A morte de toda celebridade provoca impacto midiático. Por isso, os arquivos da mídia guardam obituários da rainha Elizabeth II e do papa Bento XVI, de Pelé e Neymar, de Demi Moore e Sebastien Vettel. A morte nem sempre manda aviso prévio. Se uma celebridade deixa a vida por acidente, como Ayrton Senna e Lady Di, ou por causa inesperada, como Michael Jackson e Amy Winehouse, as redações precisam ter pronto o perfil biográfico do falecido. Agora, Steve Jobs morreu aos 56 anos. O impacto é tanto maior quanto mais prematura e irreparável a perda: não há como clonar cérebros e talentos geniais. Há pessoas, sim, insubstituíveis. Como já não estão entre nós, ficamos sem parâmetro de comparação, sem saber o que fariam no lugar de quem lhes sucedeu.

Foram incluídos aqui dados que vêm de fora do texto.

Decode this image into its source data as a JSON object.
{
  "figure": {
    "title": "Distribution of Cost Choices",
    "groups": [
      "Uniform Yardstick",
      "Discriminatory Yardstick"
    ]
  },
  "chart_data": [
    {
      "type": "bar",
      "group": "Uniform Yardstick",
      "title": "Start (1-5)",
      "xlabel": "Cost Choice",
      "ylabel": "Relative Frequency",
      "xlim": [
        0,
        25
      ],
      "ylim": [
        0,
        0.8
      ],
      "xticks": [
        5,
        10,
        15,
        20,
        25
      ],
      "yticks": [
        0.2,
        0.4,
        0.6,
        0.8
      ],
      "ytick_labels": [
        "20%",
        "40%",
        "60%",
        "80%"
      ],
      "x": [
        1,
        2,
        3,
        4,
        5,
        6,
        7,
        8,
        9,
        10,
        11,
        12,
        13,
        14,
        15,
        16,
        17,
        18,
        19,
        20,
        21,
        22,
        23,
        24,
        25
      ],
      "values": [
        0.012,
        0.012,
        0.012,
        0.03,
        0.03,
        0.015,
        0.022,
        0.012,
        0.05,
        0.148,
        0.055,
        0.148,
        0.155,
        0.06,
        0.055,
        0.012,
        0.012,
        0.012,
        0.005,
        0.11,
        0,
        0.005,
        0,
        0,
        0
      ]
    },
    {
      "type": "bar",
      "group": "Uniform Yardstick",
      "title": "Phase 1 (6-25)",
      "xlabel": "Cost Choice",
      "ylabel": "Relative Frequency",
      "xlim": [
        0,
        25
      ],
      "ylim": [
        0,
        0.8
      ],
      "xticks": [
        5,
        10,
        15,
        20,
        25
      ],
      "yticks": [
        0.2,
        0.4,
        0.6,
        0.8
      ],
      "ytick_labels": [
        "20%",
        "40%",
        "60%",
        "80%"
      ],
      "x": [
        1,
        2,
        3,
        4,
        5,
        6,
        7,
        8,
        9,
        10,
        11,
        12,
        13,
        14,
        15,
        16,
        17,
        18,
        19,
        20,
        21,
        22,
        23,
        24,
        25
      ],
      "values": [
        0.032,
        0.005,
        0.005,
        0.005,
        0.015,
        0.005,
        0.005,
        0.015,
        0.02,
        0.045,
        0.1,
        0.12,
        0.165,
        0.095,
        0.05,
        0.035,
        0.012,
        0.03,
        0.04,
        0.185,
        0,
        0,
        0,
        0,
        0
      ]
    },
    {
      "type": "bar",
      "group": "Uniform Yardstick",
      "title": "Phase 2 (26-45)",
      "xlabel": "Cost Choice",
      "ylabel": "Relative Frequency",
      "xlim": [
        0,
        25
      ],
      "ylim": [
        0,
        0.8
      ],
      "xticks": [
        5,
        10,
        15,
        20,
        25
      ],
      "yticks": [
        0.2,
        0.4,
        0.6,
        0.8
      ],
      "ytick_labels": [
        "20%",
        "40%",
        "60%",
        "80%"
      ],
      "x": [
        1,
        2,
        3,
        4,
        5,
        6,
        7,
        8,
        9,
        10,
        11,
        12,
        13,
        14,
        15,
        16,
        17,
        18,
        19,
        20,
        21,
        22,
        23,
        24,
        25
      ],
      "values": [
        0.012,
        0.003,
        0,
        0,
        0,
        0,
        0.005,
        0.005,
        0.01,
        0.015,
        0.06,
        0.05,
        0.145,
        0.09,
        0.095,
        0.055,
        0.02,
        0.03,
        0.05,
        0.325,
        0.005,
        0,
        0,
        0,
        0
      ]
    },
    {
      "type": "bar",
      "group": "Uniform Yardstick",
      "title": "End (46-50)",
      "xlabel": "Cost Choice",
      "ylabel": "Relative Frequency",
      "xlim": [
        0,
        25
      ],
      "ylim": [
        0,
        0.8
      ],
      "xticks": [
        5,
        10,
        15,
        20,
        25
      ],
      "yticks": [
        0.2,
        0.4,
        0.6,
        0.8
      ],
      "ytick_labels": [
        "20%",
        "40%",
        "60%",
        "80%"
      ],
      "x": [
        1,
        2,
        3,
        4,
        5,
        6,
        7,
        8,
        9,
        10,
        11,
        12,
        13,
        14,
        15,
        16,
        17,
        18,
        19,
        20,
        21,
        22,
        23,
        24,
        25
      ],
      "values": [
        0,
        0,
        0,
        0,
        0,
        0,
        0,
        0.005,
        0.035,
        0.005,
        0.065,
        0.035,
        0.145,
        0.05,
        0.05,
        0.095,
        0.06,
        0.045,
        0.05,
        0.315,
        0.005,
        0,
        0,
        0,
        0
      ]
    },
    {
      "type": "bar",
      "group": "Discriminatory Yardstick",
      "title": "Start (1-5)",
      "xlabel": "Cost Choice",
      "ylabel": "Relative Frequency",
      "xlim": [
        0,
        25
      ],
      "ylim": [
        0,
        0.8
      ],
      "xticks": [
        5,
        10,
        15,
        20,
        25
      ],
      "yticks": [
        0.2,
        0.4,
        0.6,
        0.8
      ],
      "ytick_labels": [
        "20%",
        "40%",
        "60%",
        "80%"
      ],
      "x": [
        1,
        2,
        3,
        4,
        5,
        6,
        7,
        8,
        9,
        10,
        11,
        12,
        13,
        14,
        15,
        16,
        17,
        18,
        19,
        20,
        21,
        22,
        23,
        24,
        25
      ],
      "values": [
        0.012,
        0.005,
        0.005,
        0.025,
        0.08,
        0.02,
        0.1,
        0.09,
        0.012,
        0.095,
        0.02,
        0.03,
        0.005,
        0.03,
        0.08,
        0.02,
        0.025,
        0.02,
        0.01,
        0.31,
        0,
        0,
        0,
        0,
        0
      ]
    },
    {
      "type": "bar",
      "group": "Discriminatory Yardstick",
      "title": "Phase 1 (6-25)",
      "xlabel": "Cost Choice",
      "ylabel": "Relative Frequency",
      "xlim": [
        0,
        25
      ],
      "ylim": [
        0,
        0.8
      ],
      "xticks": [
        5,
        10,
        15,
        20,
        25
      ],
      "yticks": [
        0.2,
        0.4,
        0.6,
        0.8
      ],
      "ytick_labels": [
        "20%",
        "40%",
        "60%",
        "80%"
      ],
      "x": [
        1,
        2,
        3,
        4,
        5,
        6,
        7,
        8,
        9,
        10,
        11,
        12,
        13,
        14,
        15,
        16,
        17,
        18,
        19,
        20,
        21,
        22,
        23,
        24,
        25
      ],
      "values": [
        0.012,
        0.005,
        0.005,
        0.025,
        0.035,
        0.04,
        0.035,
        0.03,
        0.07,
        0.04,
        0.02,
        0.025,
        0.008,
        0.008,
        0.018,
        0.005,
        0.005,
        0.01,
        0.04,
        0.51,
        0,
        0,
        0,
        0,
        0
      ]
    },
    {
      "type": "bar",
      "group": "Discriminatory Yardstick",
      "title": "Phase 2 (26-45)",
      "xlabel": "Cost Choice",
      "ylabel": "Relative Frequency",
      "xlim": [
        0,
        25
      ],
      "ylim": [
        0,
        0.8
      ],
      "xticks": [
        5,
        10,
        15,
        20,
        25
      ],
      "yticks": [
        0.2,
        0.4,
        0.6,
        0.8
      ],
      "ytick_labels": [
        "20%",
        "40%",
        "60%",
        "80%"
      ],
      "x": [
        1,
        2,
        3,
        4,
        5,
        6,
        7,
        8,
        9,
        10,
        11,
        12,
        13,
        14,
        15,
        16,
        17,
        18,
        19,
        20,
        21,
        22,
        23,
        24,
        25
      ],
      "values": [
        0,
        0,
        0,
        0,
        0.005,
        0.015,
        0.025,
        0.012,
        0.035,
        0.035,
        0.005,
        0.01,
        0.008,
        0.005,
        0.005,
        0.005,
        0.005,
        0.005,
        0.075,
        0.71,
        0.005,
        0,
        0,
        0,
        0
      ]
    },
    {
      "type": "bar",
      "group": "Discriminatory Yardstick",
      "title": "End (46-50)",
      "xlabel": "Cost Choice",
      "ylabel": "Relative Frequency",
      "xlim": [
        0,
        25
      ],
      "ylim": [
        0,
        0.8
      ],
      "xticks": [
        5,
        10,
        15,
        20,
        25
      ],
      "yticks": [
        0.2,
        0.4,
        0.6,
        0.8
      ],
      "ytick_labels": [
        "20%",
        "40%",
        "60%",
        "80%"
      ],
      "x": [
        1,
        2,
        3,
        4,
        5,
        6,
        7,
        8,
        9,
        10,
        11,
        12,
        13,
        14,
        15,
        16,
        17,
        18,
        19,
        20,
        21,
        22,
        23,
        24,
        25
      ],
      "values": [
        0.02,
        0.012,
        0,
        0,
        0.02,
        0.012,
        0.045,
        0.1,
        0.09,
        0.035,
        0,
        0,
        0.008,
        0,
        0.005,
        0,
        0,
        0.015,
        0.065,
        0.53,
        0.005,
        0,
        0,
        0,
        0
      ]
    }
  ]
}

Sim, sabemos todos que ninguém é imortal. Em determinado dia, mês e ano do calendário, cada um de nós deixará este mundo. O que choca é ver alguém morrer antes do tempo.
Sobretudo quando se respira uma cultura de preconceito à velhice. Chamar, hoje, alguém de velho é uma ofensa. No máximo, admite-se idoso. E haja eufemismos para qualificar quem passou dos 60: terceira idade, melhor idade etc. Vi escrito numa van: “Aqui viaja a turma da dignidade”. Como velho que sou, rejeito tais artimanhas da linguagem. A melhor idade é dos 20 aos 35 anos (embora a ditadura, ao encarcerar-me, tenha me roubado quatro). Se é para inventar eufemismo, melhor ser realista e considerar nós velhos a turma da eterna idade, já que estamos naturalmente mais próximos dela.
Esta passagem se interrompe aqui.